Tout en monologuant et en s’épongeant, Zizi, peu à peu, reprenait haleine. Il réfléchissait, à sa manière. Tantôt il songeait à cette irruption imprévue de la police, qu’il cherchait vainement à s’expliquer, car pas un soupçon ne lui venait contre La Veuve. Tantôt il avait une pensée apitoyée pour Jean Nib; mais toujours, il revenait à cette question qui se posait, terrible:
– Je ne puis pas rentrer rue Letort. Où vais-je aller?…
Vers les six heures du matin, il se mit en route vers Montmartre, et il faisait grand jour quand il arriva rue Ramey.
Il monta au cinquième d’une maison et sonna à une porte qui s’ouvrit.
– Tiens! Zizi-Panpan!… fit La Merluche.
– Tu viens déjà le chercher pour aller galvauder, hein? s’écria une voix aigre qui n’était rien moins que la voix de la digne Mme Chique.
– M’sieur Chique, et vous aussi, ma bonne madame Chique, tel que vous me voyez, je suis sur le pavé, moi!… À mon âge!… Si c’est pas rageant!… Oui, oui, c’est tel que je vous le dis: le proprio ne veut plus de nous.

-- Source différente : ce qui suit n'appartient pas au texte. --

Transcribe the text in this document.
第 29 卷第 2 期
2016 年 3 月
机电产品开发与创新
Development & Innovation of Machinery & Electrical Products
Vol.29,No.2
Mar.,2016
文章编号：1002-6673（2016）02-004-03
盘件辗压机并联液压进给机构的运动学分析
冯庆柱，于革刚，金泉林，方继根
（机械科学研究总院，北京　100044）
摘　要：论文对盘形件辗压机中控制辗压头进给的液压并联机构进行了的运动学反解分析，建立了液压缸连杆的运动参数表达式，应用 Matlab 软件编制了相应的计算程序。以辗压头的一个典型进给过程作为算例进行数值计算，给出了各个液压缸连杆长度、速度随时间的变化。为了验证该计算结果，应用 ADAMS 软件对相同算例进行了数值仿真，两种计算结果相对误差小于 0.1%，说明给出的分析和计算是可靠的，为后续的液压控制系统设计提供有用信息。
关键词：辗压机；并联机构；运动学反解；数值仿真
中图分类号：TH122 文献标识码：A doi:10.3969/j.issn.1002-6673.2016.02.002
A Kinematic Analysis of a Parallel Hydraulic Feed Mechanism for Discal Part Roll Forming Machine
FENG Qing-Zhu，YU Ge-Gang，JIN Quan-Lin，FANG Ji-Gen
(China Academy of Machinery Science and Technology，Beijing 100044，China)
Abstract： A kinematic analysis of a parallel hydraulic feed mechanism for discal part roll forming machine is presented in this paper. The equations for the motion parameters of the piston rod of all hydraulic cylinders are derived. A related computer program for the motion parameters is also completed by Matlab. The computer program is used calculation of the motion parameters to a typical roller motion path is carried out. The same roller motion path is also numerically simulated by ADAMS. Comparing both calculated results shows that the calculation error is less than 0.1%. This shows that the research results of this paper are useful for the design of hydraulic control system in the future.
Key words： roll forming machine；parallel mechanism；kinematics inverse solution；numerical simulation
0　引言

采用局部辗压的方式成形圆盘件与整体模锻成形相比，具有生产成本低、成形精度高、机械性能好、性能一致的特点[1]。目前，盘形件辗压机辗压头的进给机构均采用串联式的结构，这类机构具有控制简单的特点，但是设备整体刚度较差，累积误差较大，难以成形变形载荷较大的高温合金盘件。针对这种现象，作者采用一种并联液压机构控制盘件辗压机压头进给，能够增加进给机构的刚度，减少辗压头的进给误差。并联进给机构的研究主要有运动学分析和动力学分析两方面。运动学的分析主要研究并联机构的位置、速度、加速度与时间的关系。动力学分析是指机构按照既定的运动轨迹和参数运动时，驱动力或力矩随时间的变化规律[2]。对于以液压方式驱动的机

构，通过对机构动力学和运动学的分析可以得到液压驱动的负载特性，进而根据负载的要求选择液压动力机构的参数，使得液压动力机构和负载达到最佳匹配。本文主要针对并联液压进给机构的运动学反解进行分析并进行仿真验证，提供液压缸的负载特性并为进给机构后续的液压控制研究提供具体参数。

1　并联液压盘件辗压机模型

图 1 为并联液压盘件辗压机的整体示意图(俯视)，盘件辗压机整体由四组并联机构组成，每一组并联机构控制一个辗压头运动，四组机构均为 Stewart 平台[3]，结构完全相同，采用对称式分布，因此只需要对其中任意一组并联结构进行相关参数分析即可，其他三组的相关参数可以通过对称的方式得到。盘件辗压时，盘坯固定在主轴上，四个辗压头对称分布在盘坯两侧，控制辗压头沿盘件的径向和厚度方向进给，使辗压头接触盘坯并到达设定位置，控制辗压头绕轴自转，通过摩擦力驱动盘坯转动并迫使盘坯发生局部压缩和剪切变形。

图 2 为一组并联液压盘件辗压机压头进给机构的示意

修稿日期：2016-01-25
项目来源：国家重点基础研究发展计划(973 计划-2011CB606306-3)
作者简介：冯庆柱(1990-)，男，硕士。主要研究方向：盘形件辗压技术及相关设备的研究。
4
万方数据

Alors ma sœur est partie sans crier gare, et moi, je me suis dit… j’ai pensé… non, mais ce que ça me cuit, ces coupures de vitre!…
– Ousque tu t’es blessé? demanda l’agent Chique. C’est encore en maraudant, j’en suis sûr!…
– Moi? s’écria Zizi avec indignation, m’sieur Chique, j’sais pas si vous étiez de service, hier, mais si vous y étiez, vous avez dû m’y voir, au feu même que j’ai voulu aider à sauver des choses, et que le capitaine des pompiers m’a félicité, et que j’ai reçu les éclats d’une fenêtre éclatée, en emportant un portefeuille de billets de banque que j’ai remis aux pompiers!
– Puisque tu es blessé et que tu as passé la nuit, tu vas te coucher, dit l’agent.
Quelques minutes plus tard, Zizi, couché dans le lit de la Merluche, la tête et les mains bandées de compresses, voyait la digne Mme Chique lui apporter un énorme bol de café au lait.